The Academy and the Sponsor supports the “Every Child Matters” agenda and its recognition that every child has a right to achieve and have access to the resources and systems which meet their needs, whatever those needs are. Students with special education needs and those who are “looked after” will be given particular support. Being an ‘extended school’ means offering a programme of activity and resources to students, their families and the wider community. It’s a way of supporting cohesion, regeneration and the enjoyment of everyone in the community as well as our students.
We will, with the support of partnerships with a range of providers be delivering an extended school programme. Learning is greatly enhanced when students are supported by effective and committed teaching and support staff. Working in partnership with the Foundation, the Academy will provide quality training, management systems and staffing structures which will support its staff so they can enjoy their work and maximise their effectiveness.
All academies have a sponsor or sponsors. King Edward VI Sheldon Heath Academy is sponsored by the Schools of King Edward VI Foundation, operating under the King Edward VI Academy Trust Birmingham.

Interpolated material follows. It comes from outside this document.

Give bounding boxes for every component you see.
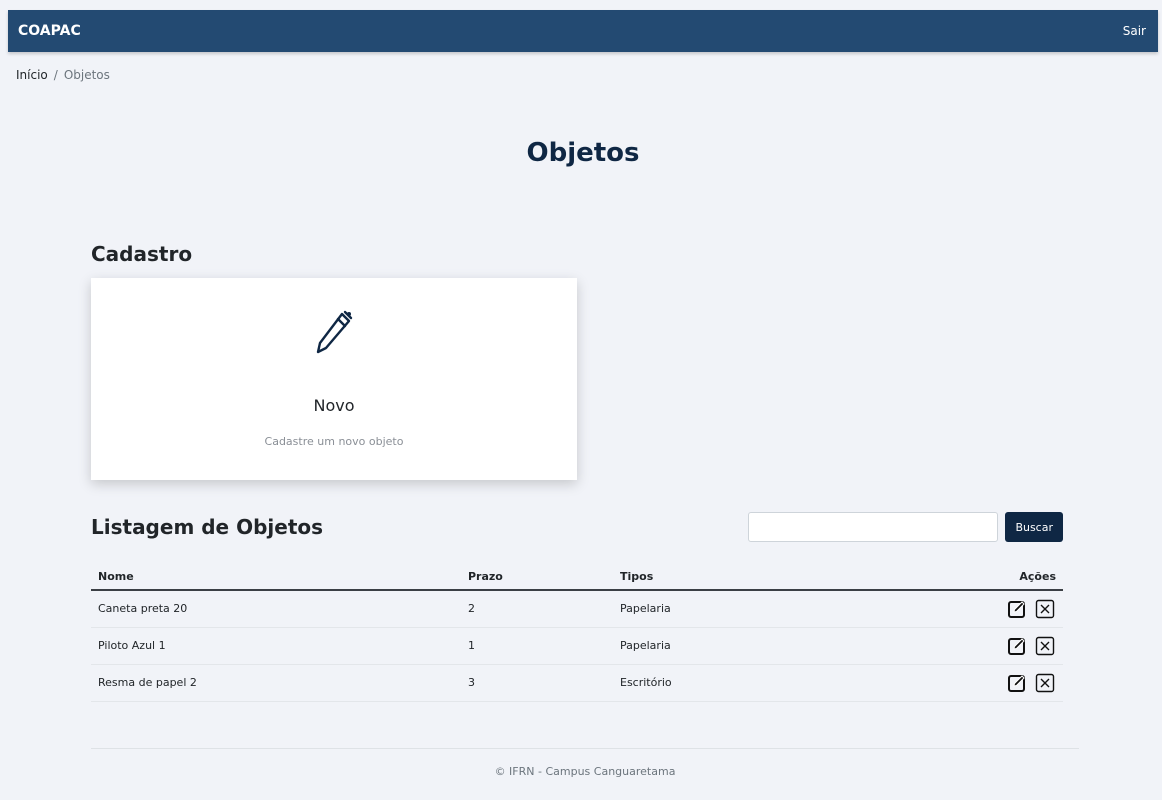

The King Edward VI Foundation dates back to 1552 when a school was established in Birmingham with the permission of King Edward VI. The Sponsor has a national reputation for academic excellence, particularly in the sciences. It serves the city of Birmingham and the surrounding areas with excellent schools offering students a wide ranging and exciting education.
The Sponsor is keen to expand its work across the city and region, and is always looking for exciting new ways of doing this. Sheldon Heath Community Arts College closed at midnight on 31 August 2010, with King Edward VI Sheldon Heath Academy opening as an Academy on the 1st September 2010. As from 1st September 2017, KESH is a member of the King Edward VI Academy Trust Birmingham.
The site formed part of a large area acquired by Birmingham City Council in 1948. From before the 1880s most of the site was agricultural land crossed by several field boundaries. Small ponds were present on the north and south east boundaries. Another larger pond or area of flooding in a field is shown on the 1940s photograph spanning the north boundary. The site was prepared for development in the 1950s with the ponds infilled, the school opening in 1955. The surrounding area was developed for residential purposes in the 1940s and 1950s.